The present study has some limitations which need to be mentioned for the interpretation of the results. First, the included studies are retrospective with intermediate quality; they may have been affected by selection bias and unmeasurable confounding factors, also, we used two scoring systems for tumor characteristics, which may have introduced bias. Second, some studies included more patients with only one kidney and higher preoperative chronic renal disease (CKD) stage (≥ 3), which had a potential impact on the postoperative renal function.
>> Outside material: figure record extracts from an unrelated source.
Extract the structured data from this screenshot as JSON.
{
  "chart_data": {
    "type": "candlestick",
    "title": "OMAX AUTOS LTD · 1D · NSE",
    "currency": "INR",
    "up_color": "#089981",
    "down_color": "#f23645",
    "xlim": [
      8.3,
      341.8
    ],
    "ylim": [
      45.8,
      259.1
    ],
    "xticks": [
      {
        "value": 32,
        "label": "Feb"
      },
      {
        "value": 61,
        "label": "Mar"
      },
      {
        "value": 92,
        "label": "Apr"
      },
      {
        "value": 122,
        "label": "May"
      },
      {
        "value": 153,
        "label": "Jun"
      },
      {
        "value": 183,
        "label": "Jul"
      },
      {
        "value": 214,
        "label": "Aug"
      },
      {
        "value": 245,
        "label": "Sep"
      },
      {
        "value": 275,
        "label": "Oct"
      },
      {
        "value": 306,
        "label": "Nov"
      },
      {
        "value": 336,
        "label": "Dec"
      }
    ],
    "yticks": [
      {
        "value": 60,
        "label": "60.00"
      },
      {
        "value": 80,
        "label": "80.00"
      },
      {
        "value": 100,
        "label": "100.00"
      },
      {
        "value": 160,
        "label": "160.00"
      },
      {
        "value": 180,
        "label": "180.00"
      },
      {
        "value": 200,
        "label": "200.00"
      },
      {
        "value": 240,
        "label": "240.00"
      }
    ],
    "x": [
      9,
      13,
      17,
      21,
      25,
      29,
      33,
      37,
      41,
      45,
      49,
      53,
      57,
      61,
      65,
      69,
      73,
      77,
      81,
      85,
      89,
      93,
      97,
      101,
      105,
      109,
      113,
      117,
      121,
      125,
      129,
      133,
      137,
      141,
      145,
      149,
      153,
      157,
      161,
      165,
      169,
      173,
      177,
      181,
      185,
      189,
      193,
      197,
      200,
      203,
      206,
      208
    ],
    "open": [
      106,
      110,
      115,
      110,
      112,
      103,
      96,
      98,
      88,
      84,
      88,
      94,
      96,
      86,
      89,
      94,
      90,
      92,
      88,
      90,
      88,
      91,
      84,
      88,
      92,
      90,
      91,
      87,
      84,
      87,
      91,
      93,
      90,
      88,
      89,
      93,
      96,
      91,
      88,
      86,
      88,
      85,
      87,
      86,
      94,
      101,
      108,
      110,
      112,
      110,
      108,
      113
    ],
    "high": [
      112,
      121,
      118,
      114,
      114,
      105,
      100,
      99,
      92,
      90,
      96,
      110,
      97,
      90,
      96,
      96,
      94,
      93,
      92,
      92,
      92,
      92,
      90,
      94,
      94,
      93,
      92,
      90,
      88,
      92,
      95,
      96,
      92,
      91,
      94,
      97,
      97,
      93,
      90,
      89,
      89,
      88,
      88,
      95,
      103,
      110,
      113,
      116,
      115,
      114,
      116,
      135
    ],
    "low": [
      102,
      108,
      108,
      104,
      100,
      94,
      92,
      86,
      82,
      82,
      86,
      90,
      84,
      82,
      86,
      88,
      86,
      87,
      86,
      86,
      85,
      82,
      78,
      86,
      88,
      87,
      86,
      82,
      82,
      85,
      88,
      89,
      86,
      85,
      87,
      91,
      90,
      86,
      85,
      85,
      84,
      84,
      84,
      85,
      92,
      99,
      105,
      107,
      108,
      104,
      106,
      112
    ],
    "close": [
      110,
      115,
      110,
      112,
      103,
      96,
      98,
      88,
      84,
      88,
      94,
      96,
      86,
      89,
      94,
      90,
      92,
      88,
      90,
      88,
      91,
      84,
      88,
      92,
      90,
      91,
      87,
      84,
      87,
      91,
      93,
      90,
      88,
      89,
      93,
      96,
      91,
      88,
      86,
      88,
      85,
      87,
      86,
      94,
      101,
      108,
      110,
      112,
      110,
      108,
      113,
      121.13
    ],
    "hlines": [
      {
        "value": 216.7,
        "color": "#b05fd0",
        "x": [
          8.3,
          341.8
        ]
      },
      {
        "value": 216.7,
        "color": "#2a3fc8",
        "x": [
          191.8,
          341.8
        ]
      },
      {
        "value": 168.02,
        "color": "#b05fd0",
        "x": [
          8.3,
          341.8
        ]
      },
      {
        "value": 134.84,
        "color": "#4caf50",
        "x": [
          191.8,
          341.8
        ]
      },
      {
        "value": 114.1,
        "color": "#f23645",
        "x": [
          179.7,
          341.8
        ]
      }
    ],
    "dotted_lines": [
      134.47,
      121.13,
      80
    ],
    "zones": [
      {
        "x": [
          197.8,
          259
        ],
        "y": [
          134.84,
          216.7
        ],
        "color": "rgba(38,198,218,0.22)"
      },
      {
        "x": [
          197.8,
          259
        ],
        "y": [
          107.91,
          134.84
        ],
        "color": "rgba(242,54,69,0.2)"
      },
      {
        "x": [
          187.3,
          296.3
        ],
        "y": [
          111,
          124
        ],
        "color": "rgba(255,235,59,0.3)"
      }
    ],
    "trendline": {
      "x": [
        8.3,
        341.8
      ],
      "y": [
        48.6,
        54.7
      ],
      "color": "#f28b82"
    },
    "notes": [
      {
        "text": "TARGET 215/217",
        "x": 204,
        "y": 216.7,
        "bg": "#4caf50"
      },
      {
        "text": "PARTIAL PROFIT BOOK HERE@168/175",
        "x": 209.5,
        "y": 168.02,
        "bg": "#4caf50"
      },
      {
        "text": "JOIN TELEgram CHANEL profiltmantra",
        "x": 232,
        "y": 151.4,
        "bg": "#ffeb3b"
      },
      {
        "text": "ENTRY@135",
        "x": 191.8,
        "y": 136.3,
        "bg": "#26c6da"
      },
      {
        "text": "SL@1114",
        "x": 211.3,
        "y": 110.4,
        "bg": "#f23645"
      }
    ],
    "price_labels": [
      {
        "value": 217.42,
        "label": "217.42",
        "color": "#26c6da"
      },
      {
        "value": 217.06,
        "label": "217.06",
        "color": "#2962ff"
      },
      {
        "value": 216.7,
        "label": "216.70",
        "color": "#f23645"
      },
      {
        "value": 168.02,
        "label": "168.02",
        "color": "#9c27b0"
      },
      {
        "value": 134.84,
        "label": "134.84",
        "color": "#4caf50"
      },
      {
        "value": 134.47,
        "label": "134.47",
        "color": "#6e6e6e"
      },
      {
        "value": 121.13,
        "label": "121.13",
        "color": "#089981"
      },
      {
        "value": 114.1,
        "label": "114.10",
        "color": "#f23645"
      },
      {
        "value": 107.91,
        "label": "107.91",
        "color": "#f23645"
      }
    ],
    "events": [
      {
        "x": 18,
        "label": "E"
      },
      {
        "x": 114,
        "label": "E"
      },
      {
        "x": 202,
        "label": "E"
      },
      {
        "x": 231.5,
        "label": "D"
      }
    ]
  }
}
Third, the short follow-up and the absence of standard definition limit the comparison between the surgical methods in terms of functional or oncologic outcomes.

Conclusion

The meta-analysis revealed that while the operation time for OPN is marginally shorter than that of RAPN for complex renal masses, the latter results in superior outcomes in terms of hospital stay, transfusion, overall complications, and major complications. However, there were no significant differences observed in Ischemia time, minor complications, PSM, short-term postoperative eGFR decline, or estimated blood loss between the two groups. Further well-designed randomized controlled trials (RCTs) with larger sample sizes and long-term follow-up are still necessary to validate and update the findings of this study.